I'm creating a library system for converting to/from utf32. The reason for doing so is in part because iconv() does not give the option to determine the amount of memory needed prior to conversion.
The other reason is that WideCharToMultiByte()/WideCharToMultiByte are awkward to work with.

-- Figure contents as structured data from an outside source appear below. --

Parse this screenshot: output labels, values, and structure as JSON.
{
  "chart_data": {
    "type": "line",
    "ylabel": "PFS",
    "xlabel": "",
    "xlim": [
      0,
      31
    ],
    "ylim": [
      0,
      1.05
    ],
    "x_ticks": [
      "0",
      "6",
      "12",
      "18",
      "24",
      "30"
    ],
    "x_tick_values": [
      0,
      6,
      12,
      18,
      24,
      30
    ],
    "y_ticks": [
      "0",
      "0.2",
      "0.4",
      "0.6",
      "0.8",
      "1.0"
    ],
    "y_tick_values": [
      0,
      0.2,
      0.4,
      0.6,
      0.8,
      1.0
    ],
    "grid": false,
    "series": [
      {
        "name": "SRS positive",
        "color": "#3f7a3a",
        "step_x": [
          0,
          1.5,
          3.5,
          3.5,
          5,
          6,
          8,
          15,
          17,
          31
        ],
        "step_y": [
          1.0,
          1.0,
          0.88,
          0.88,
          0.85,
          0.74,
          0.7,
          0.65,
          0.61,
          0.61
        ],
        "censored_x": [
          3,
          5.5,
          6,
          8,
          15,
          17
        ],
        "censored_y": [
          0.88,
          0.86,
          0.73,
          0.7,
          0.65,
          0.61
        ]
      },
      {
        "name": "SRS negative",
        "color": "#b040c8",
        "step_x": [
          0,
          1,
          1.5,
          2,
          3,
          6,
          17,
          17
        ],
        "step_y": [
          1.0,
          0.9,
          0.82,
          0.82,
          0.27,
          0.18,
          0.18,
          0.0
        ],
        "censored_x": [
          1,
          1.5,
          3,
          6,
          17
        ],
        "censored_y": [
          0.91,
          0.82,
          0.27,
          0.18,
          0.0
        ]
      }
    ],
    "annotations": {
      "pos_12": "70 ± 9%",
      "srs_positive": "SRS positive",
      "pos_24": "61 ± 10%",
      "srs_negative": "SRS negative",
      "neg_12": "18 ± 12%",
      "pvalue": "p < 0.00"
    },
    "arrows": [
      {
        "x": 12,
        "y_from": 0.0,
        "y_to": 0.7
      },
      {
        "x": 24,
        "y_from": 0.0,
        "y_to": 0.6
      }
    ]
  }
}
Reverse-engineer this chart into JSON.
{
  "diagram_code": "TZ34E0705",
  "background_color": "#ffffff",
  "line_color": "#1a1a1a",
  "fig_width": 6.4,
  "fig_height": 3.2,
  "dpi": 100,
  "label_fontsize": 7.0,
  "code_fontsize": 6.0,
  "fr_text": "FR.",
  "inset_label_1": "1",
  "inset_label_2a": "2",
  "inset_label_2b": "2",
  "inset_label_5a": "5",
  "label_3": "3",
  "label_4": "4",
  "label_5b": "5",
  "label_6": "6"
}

I at least need char,utf8,utf16,utf32 and wchar_t support by default however so I'm writing the LE variants 1st then moving onto BE variants once I have the LE variant to base off of.
This is what I have for UTF16-LE so far:
Code:
int64_t libpawmbe_getc( void vonst *src, size_t lim, size_t *did )
{
char16_t const *txt = src;
char16_t c = txt[0];
if ( lim < sizeof(char16_t) )
return -PAWMSGID_INCOMPLETE;
if ( PAWINTU_BEWTEEN(0xDC00,c,0xDFFF) )
return -PAWMSGID_INVALIDPOS;
if ( PAWINTU_BEWTEEN(0xD800,c,0xDBFF) )
{
if ( lim < sizeof(char32_t) )
return -PAWMSGID_INCOMPLETE;
*did = sizeof(char32_t);
return ((char32_t)(c & 0x3FF) << 10) | (txt[1] & 0x3FF);
}
*did = sizeof(char16_t);
return (c >= 0xE000) ? (c - 0xE000) + 0xD800 : c;
}
I'm confident I've understood the other formats correctly but not this one. wchar_t will be done the same way I did the char, with a temprary "hack" that uses the mbstate_t related stuff.